The events here are likely to occur as low-code tools, such as App Builder, AI agents, and models, grow in popularity and traditional programming becomes relegated to complex, large-scale systems that require fine-tuned performance or meet specific technical requirements.
The Business Advantages and Challenges of Each Paradigm
There are three core pillars to examine when evaluating the business advantages and challenges of each software development paradigm: time to market, customization vs complexity, and skill evolution.
Time to Market
According to the App Builder’s survey, a majority (43.5 percent) of developers save up to 50 percent of their time when they use low-code tools on a project. This enables rapid prototyping and deployment, particularly for simpler applications.
When to use each method for rapid deployment:
- Low/No-Code: Ideal for businesses needing rapid deployment of simple to moderately complex apps where customization isn’t critical.
- Traditional Programming: Best for highly customized, complex systems where performance and scalability are paramount.
- AI: Useful for both prototyping and enhancing productivity in existing workflows, especially for junior developers learning best practices.
Customization vs. Complexity
While low-code/no-code platforms accelerate development, they can become challenging when trying to achieve high levels of customization or when dealing with complex systems. Custom solutions might be more cost-effective for highly specialized applications. Low-code and no-code platforms must provide clear guidance to users within a structured framework to minimize mistakes, and they may offer less flexibility compared to traditional coding.
AI tools can be easily used to generate code, suggest optimizations, or even create entire applications based on natural language prompts. However, they work best when integrated into a broader development ecosystem, not as standalone solutions.
Skill Evolution
Low-code/no-code tools help bridge the gap in skilled labor but can also lead to over-reliance. Developers will need to adapt, focusing not just on coding but also on managing low-code and AI tools and understanding how to best “prompt” them for desired outcomes. For novice developers, exposure to all these technologies is beneficial. However, it’s strongly recommended to gain hands-on coding experience before relying too much on AI or no-code/low-code solutions. Understanding the fundamentals is key to using advanced tools effectively. New developers should engage with code manually to understand its mechanics before moving to automated or visual tools.

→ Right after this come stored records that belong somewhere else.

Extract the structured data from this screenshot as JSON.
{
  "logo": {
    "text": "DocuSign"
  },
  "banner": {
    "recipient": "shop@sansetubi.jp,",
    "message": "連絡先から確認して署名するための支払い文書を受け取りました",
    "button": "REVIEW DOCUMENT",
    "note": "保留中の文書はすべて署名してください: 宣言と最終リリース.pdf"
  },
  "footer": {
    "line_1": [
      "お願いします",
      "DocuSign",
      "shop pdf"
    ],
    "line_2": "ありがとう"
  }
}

How the App Development Sector Will Adjust to Current Trends
The future of software development appears to be a blended approach, where traditional programming, low-code/no-code platforms, and AI each play a role. The key to success in this dynamic landscape is understanding when to use each method, ensuring C-level executives, team leaders, and team members are versatile and leverage technology to enhance, rather than replace, human ingenuity.
Let me share my firsthand experience. When I asked my developers a year ago how they thought using AI tools at work would evolve, many said: “I expect that as the tools improve, I’ll shift from mostly writing code to mostly reviewing AI-generated code.” Fast forward a year, and when we posed the same question, a common theme emerged: “We are spending less time writing the mundane stuff.”
My goal is to emphasize the shift toward more inclusive development environments while also highlighting the need for in-depth technical skills to manage these systems effectively. As AI and low-code/no-code tools evolve, so must developers. Adaptation to new ways of creating software is what drives business growth, workflow efficiency, and innovation.